Overview
Qualitative or quantitative defects of FKRP (fukutin-related protein) encompass a spectrum of rare genetic disorders caused by mutations in the FKRP gene, which plays a critical role in the glycosylation of alpha-dystroglycan, a protein essential for maintaining the structural integrity of muscle cells and their connection to the extracellular matrix. These conditions are classified among the dystroglycanopathies and range in severity from the severe Walker-Warburg syndrome and muscle-eye-brain disease phenotypes to milder forms such as limb-girdle muscular dystrophy type R9 (LGMDR9, formerly LGMD2I) and congenital muscular dystrophy type 1C (MDC1C). The body systems primarily affected include skeletal muscle, the central nervous system, and the eyes, though the extent of involvement varies considerably depending on the specific mutation and its impact on residual FKRP function. Patients with severe forms may present at birth or in infancy with profound muscle weakness (hypotonia), structural brain abnormalities such as cobblestone lissencephaly, cerebellar malformations, hydrocephalus, and eye anomalies including retinal dysplasia and microphthalmia. Milder forms, particularly LGMDR9, typically present in childhood or adulthood with progressive proximal limb-girdle muscle weakness, elevated serum creatine kinase levels, respiratory insufficiency, and dilated cardiomyopathy. Cardiac involvement is a significant concern across the spectrum and requires regular monitoring.
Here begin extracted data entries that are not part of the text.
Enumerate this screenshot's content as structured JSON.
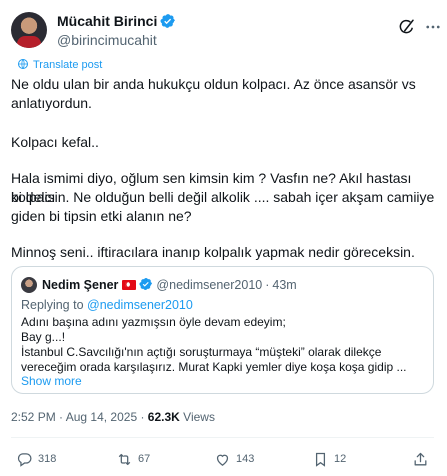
{
  "author": {
    "name": "Mücahit Birinci",
    "handle": "@birincimucahit"
  },
  "translate_label": "Translate post",
  "post_lines": [
    "Ne oldu ulan bir anda hukukçu oldun kolpacı. Az önce asansör vs",
    "anlatıyordun.",
    "Kolpacı kefal..",
    "Hala ismimi diyo, oğlum sen kimsin kim ? Vasfın ne?  Akıl hastası kolpacı",
    "bi delisin. Ne olduğun belli değil alkolik .... sabah içer akşam camiiye",
    "giden bi tipsin etki alanın ne?",
    "Minnoş seni.. iftiracılara inanıp kolpalık yapmak nedir göreceksin."
  ],
  "quote": {
    "name": "Nedim Şener",
    "handle": "@nedimsener2010",
    "time": "43m",
    "reply_prefix": "Replying to ",
    "reply_handle": "@nedimsener2010",
    "lines": [
      "Adını başına adını yazmışsın öyle devam edeyim;",
      "Bay g...!",
      "İstanbul C.Savcılığı'nın açtığı soruşturmaya “müşteki” olarak dilekçe",
      "vereceğim orada karşılaşırız. Murat Kapki yemler diye koşa koşa gidip ..."
    ],
    "show_more": "Show more"
  },
  "meta": {
    "time": "2:52 PM",
    "date": "Aug 14, 2025",
    "views": "62.3K",
    "views_label": "Views"
  },
  "actions": {
    "replies": "318",
    "reposts": "67",
    "likes": "143",
    "bookmarks": "12"
  },
  "colors": {
    "accent": "#1d9bf0",
    "text": "#0f1419",
    "muted": "#536471",
    "border": "#cfd9de"
  }
}
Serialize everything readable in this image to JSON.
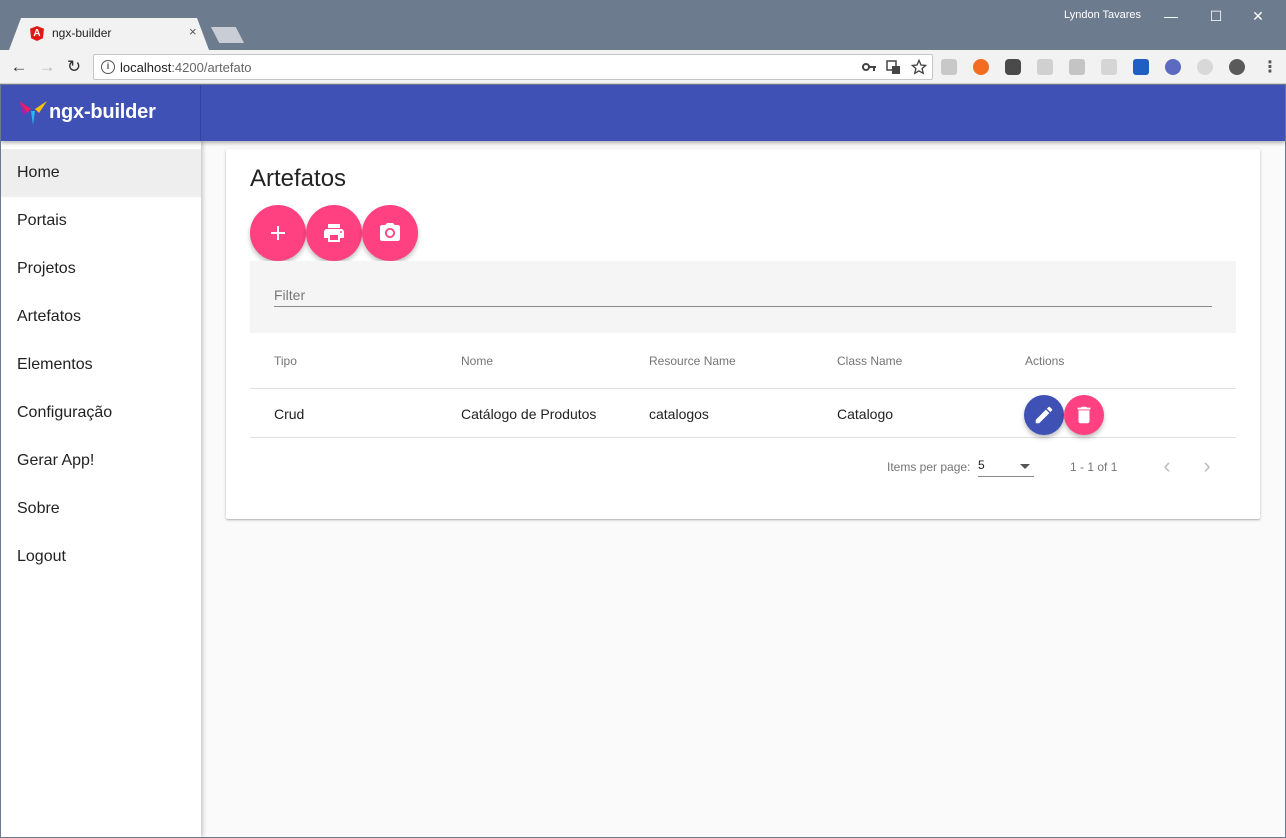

Cognitive impairment may be present in more severe phenotypes but is generally absent in milder forms. There is currently no cure for FKRP-related dystroglycanopathies. Management is supportive and multidisciplinary, including physical therapy, respiratory support, cardiac monitoring and treatment, orthopedic interventions, and seizure management when needed. Gene therapy and ribitol supplementation strategies are under active investigation in preclinical and early clinical studies, offering hope for future disease-modifying treatments.
Autosomal recessive
Passed on when both parents carry the same gene change; often skips generations
Variable
Can begin at different ages, from infancy through adulthood
Treatments
No FDA-approved treatments are currently listed for Qualitative or quantitative defects of FKRP.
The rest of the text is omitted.